E discutir tem razão? Deixo que meus pensamentos me tragam algo pra pensar, algo pra refletir. Pode ser coisa antiga mesmo, dessas assim que falo agora. Às vezes é melhor ocupar a cabeça com um pouco de auto-reflexão do que ficar procurando dar foco em coisas novas que não se definem num jogo de raciocínio apenas.
Isso claro, uma forma de procrastinar pra não pensar numa responsabilidade presente ou outra por alguns momentos que sejam. Quer dizer, não incentivando ser vagabundo, mas, eu procrastino e muito. Mesmo assim, sabe lá como, eu até consigo dar conta de tudo que tenho compromisso de resolver. Então é recomendável esse tempo de filosofia interna psíquica.
E aí eu já estou enfeitando.
A memória me trouxe, nesse dia nebuloso e com cara de poucos amigos, o quanto coisas bizarras costumavam acontecer, e às vezes tornam a fazê-lo.
Fiz minhas primeiras gravações caseiras num dia como esse.
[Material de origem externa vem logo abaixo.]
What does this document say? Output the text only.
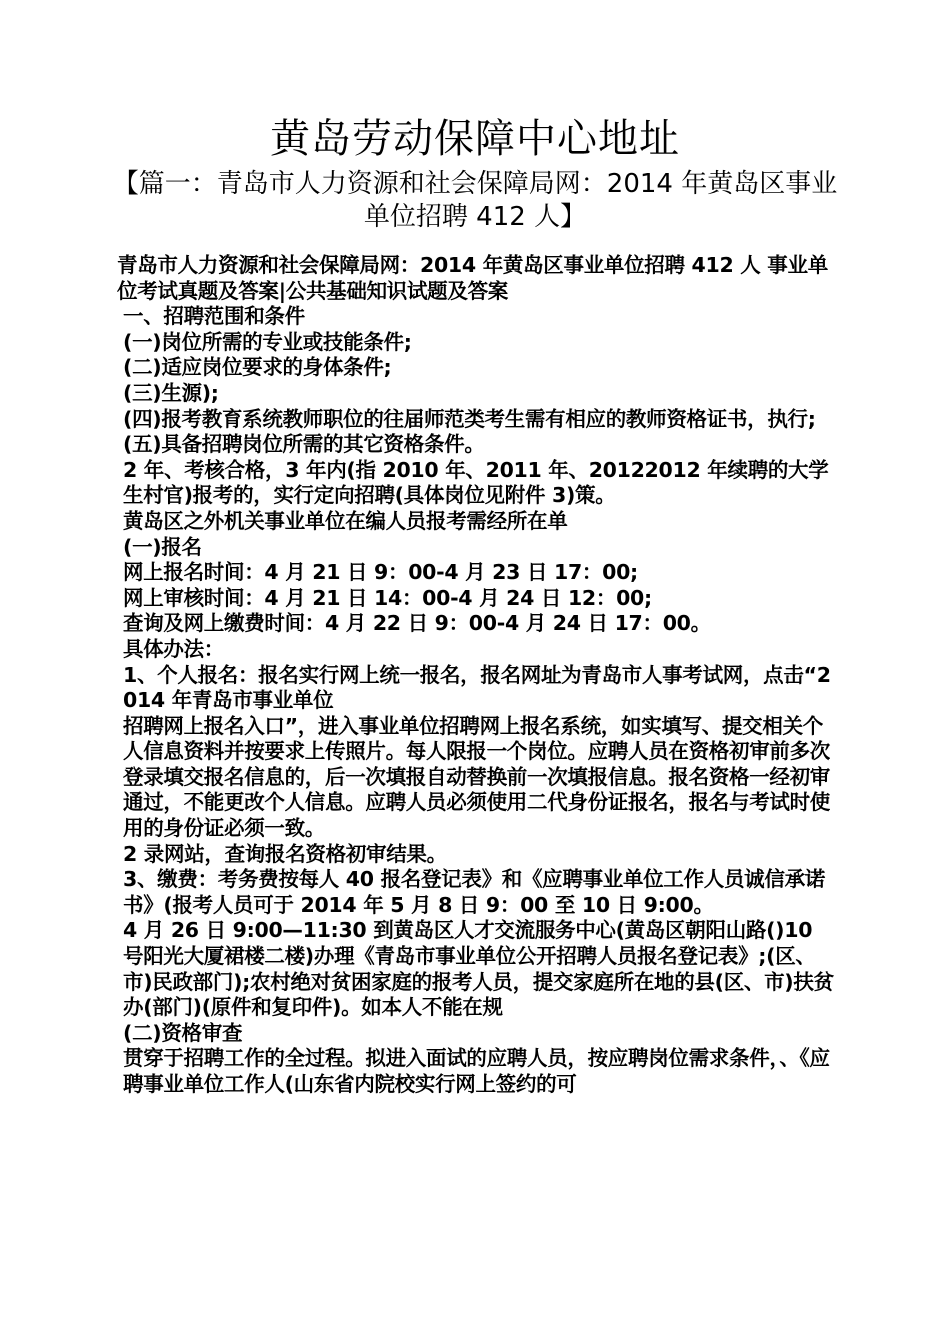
黄岛劳动保障中心地址
【篇一：青岛市人力资源和社会保障局网：2014 年黄岛区事业单位招聘 412 人】

青岛市人力资源和社会保障局网：2014 年黄岛区事业单位招聘 412 人 事业单位考试真题及答案|公共基础知识试题及答案

一、招聘范围和条件

(一)岗位所需的专业或技能条件;

(二)适应岗位要求的身体条件;

(三)生源);

(四)报考教育系统教师职位的往届师范类考生需有相应的教师资格证书，执行;

(五)具备招聘岗位所需的其它资格条件。

2 年、考核合格，3 年内(指 2010 年、2011 年、20122012 年续聘的大学生村官)报考的，实行定向招聘(具体岗位见附件 3)策。

黄岛区之外机关事业单位在编人员报考需经所在单

(一)报名

网上报名时间：4 月 21 日 9：00-4 月 23 日 17：00;

网上审核时间：4 月 21 日 14：00-4 月 24 日 12：00;

查询及网上缴费时间：4 月 22 日 9：00-4 月 24 日 17：00。

具体办法：

1、个人报名：报名实行网上统一报名，报名网址为青岛市人事考试网，点击“2014 年青岛市事业单位

招聘网上报名入口”，进入事业单位招聘网上报名系统，如实填写、提交相关个人信息资料并按要求上传照片。每人限报一个岗位。应聘人员在资格初审前多次登录填交报名信息的，后一次填报自动替换前一次填报信息。报名资格一经初审通过，不能更改个人信息。应聘人员必须使用二代身份证报名，报名与考试时使用的身份证必须一致。

2 录网站，查询报名资格初审结果。

3、缴费：考务费按每人 40 报名登记表》和《应聘事业单位工作人员诚信承诺书》(报考人员可于 2014 年 5 月 8 日 9：00 至 10 日 9:00。

4 月 26 日 9:00—11:30 到黄岛区人才交流服务中心(黄岛区朝阳山路()10 号阳光大厦裙楼二楼)办理《青岛市事业单位公开招聘人员报名登记表》;(区、市)民政部门);农村绝对贫困家庭的报考人员，提交家庭所在地的县(区、市)扶贫办(部门)(原件和复印件)。如本人不能在规

(二)资格审查

贯穿于招聘工作的全过程。拟进入面试的应聘人员，按应聘岗位需求条件，、《应聘事业单位工作人(山东省内院校实行网上签约的可
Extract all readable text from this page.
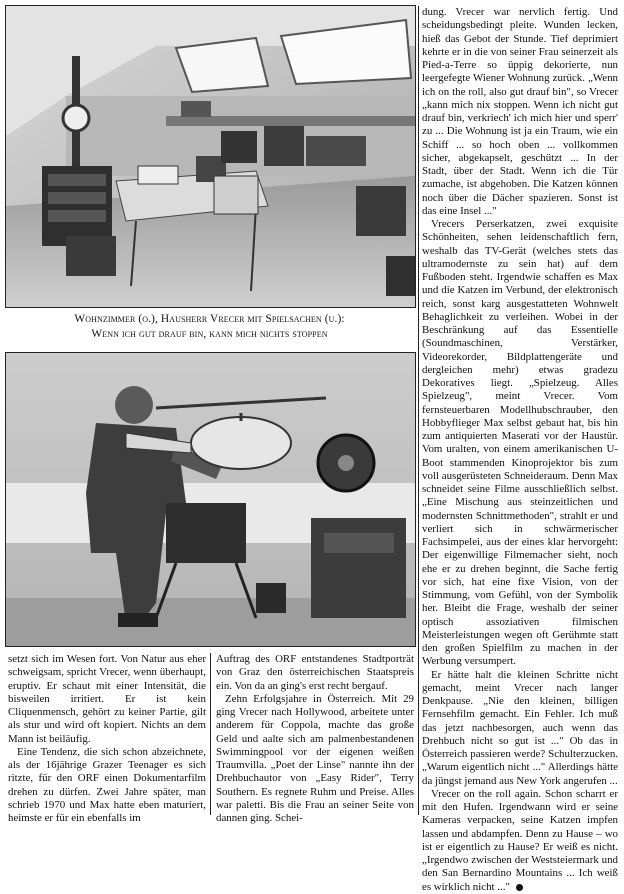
Wohnzimmer (o.), Hausherr Vrecer mit Spielsachen (u.):
Wenn ich gut drauf bin, kann mich nichts stoppen

setzt sich im Wesen fort. Von Natur aus eher schweigsam, spricht Vrecer, wenn überhaupt, eruptiv. Er schaut mit einer Intensität, die bisweilen irritiert. Er ist kein Cliquenmensch, gehört zu keiner Partie, gilt als stur und wird oft kopiert. Nichts an dem Mann ist beiläufig.

Eine Tendenz, die sich schon abzeichnete, als der 16jährige Grazer Teenager es sich ritzte, für den ORF einen Dokumentarfilm drehen zu dürfen. Zwei Jahre später, man schrieb 1970 und Max hatte eben maturiert, heimste er für ein ebenfalls im

Auftrag des ORF entstandenes Stadtporträt von Graz den österreichischen Staatspreis ein. Von da an ging's erst recht bergauf.

Zehn Erfolgsjahre in Österreich. Mit 29 ging Vrecer nach Hollywood, arbeitete unter anderem für Coppola, machte das große Geld und aalte sich am palmenbestandenen Swimmingpool vor der eigenen weißen Traumvilla. „Poet der Linse" nannte ihn der Drehbuchautor von „Easy Rider", Terry Southern. Es regnete Ruhm und Preise. Alles war paletti. Bis die Frau an seiner Seite von dannen ging. Schei-

dung. Vrecer war nervlich fertig. Und scheidungsbedingt pleite. Wunden lecken, hieß das Gebot der Stunde. Tief deprimiert kehrte er in die von seiner Frau seinerzeit als Pied-a-Terre so üppig dekorierte, nun leergefegte Wiener Wohnung zurück. „Wenn ich on the roll, also gut drauf bin", so Vrecer „kann mich nix stoppen. Wenn ich nicht gut drauf bin, verkriech' ich mich hier und sperr' zu ... Die Wohnung ist ja ein Traum, wie ein Schiff ... so hoch oben ... vollkommen sicher, abgekapselt, geschützt ... In der Stadt, über der Stadt. Wenn ich die Tür zumache, ist abgehoben. Die Katzen können noch über die Dächer spazieren. Sonst ist das eine Insel ..."

Vrecers Perserkatzen, zwei exquisite Schönheiten, sehen leidenschaftlich fern, weshalb das TV-Gerät (welches stets das ultramodernste zu sein hat) auf dem Fußboden steht. Irgendwie schaffen es Max und die Katzen im Verbund, der elektronisch reich, sonst karg ausgestatteten Wohnwelt Behaglichkeit zu verleihen. Wobei in der Beschränkung auf das Essentielle (Soundmaschinen, Verstärker, Videorekorder, Bildplattengeräte und dergleichen mehr) etwas gradezu Dekoratives liegt. „Spielzeug. Alles Spielzeug", meint Vrecer. Vom fernsteuerbaren Modellhubschrauber, den Hobbyflieger Max selbst gebaut hat, bis hin zum antiquierten Maserati vor der Haustür. Vom uralten, von einem amerikanischen U-Boot stammenden Kinoprojektor bis zum voll ausgerüsteten Schneideraum. Denn Max schneidet seine Filme ausschließlich selbst. „Eine Mischung aus steinzeitlichen und modernsten Schnittmethoden", strahlt er und verliert sich in schwärmerischer Fachsimpelei, aus der eines klar hervorgeht: Der eigenwillige Filmemacher sieht, noch ehe er zu drehen beginnt, die Sache fertig vor sich, hat eine fixe Vision, von der Stimmung, vom Gefühl, von der Symbolik her. Bleibt die Frage, weshalb der seiner optisch assoziativen filmischen Meisterleistungen wegen oft Gerühmte statt den großen Spielfilm zu machen in der Werbung versumpert.

Er hätte halt die kleinen Schritte nicht gemacht, meint Vrecer nach langer Denkpause. „Nie den kleinen, billigen Fernsehfilm gemacht. Ein Fehler. Ich muß das jetzt nachbesorgen, auch wenn das Drehbuch nicht so gut ist ..." Ob das in Österreich passieren werde? Schulterzucken. „Warum eigentlich nicht ..." Allerdings hätte da jüngst jemand aus New York angerufen ...

Vrecer on the roll again. Schon scharrt er mit den Hufen. Irgendwann wird er seine Kameras verpacken, seine Katzen impfen lassen und abdampfen. Denn zu Hause – wo ist er eigentlich zu Hause? Er weiß es nicht. „Irgendwo zwischen der Weststeiermark und den San Bernardino Mountains ... Ich weiß es wirklich nicht ..."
A comédia disso é que eu tava resfriado ou perto disso. Não durou muito eu parei.
Também num dia assim, fui muito além e gravei muito mais. E tava mais frio. E eu tava gripadíssimo. E chovia absurdos. Eu jamais poderia esquecer esse dia. Mas se você quiser saber, só procurar aqui algo nos dias 5 e 6 de março de 2010. Vai ser um baque.
Sempre chovia também quando eu fazia merda.
Sempre fazia frio quando eu mais precisava de calor.
E coisas assim.
Sei lá. Não quero voltar a fazer disso aqui um diário. Mas tenho sentido falta de simplesmente, deixar algo.